Future TAG work on "MIME and the Web"

This note is to discuss future TAG work on "MIME and the web".


I'm not really in a position to decide what the TAG should continue working on, with regard to "MIME and the Web"
and a "product" specifically focused on that topic. I know we started out with this as an area of discussion with
a single TAG "product" in mind. However, in fact, there are several areas of activity which have spawned from
past work in the area, but are either outside of W3C or TAG, or well outside of the scope of a discussion on
"MIME".


a) The "HappIana" work to improve the perceptions and ease and quality of the MIME registries and the consistency
   with W3C activities

This is interesting and important work, but it is not a TAG product per se. Related, but also not particularly
TAG work, is to get W3C groups to register types and change W3C processes around type registration. 
Again, though, this seems unlikely to be TAG work.

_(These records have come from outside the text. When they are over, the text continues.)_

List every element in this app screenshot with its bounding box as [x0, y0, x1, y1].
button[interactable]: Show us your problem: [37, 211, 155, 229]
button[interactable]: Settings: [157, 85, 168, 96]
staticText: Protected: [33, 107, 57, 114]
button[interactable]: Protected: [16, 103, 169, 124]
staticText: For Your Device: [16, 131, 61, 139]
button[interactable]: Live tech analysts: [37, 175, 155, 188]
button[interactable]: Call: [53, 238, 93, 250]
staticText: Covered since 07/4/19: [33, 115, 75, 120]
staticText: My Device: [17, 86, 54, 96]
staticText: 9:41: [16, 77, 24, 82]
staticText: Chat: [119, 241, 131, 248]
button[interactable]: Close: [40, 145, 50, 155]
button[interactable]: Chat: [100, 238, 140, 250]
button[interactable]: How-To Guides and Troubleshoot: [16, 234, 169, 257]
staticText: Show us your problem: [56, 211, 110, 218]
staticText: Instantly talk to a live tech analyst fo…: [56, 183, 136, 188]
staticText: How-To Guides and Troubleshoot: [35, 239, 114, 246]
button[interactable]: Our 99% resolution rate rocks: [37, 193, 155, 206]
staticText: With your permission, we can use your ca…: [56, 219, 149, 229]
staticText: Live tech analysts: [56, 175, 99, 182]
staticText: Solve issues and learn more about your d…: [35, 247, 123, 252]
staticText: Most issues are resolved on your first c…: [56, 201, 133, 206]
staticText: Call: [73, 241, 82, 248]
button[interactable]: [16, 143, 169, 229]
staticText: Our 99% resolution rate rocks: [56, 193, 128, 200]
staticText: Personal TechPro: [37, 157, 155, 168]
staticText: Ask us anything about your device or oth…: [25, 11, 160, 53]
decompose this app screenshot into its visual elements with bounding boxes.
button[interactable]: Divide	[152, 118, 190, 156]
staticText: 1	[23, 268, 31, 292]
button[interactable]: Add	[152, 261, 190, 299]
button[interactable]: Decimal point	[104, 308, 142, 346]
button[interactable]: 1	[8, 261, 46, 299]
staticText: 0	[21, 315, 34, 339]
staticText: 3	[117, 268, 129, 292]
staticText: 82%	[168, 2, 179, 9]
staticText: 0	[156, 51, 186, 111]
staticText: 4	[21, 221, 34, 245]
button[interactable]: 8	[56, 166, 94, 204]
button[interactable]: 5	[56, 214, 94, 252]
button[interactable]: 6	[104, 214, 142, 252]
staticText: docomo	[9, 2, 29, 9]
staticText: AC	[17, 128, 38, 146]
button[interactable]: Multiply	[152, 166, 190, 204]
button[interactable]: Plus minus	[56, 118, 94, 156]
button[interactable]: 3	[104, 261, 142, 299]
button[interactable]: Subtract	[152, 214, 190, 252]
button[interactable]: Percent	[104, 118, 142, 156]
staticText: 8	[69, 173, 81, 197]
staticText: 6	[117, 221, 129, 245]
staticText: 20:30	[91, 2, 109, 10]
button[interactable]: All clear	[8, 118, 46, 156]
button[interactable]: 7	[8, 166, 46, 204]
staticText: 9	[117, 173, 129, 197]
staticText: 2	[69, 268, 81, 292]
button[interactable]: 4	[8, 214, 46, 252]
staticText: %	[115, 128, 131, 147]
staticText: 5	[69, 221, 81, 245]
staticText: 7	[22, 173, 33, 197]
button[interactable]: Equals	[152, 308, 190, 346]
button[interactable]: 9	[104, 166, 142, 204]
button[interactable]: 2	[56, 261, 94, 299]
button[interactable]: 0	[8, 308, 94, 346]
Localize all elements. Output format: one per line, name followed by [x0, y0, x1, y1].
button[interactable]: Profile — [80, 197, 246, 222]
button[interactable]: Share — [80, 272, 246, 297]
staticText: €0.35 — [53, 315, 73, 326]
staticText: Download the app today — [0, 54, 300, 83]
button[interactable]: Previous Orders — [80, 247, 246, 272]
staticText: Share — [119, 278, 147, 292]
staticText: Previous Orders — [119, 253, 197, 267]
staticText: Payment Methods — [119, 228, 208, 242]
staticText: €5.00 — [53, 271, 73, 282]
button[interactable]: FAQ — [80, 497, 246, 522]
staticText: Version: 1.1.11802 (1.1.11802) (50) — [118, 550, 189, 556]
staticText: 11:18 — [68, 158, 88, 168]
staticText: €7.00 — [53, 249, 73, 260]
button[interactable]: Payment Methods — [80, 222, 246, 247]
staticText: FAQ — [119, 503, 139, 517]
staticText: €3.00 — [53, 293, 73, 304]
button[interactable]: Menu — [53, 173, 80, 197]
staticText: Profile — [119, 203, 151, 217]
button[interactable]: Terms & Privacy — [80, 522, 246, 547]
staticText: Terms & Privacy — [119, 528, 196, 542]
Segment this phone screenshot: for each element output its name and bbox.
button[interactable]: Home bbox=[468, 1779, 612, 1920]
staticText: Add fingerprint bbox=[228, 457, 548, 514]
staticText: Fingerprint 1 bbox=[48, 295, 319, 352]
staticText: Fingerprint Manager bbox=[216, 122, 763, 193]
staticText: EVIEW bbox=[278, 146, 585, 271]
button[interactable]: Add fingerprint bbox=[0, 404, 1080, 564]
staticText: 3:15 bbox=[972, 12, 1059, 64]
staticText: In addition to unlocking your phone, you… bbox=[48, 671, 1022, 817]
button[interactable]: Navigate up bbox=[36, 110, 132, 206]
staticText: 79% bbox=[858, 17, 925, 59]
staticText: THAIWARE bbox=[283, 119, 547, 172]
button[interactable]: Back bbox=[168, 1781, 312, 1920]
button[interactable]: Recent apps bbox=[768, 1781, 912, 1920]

b) A discussion about registries in general, when to use them, when to use URLs, and its relationship to
  persistent identifiers and a definition of persistence.

This is an interesting topic but its scope is way beyond anything specific to MIME. I think Jenni has expressed some
Interest in pursuing this topic.

c) an interesting note that a Media Type label like "text/html" or "image/gif" is in fact a persistent identifier
  of *something* (a language), and the questions about persistence for such things depends on having a clear
  model of what it means to talk about the "same" language in the face of evolution, forking, subsetting,
  overlaps like polyglot, etc.

This might be interesting to the TAG, but it's abstract, and Jonathan has been the only TAG member so far
to really get into the topic to add something to it.

My latest thought is I should recast the work that I've done as a paper for the Philosophy and the Web
Workshop in April.

I'm not sure there's any other activity that needs to be done in the TAG, that the TAG could contribute
any more too, or that there's anyone else interested in discussing here.

So my proposal (in lieu of any counter-proposals) is: the TAG should declare victory (as we did with the 
HTML5 review) and close the "MIME and the Web" product.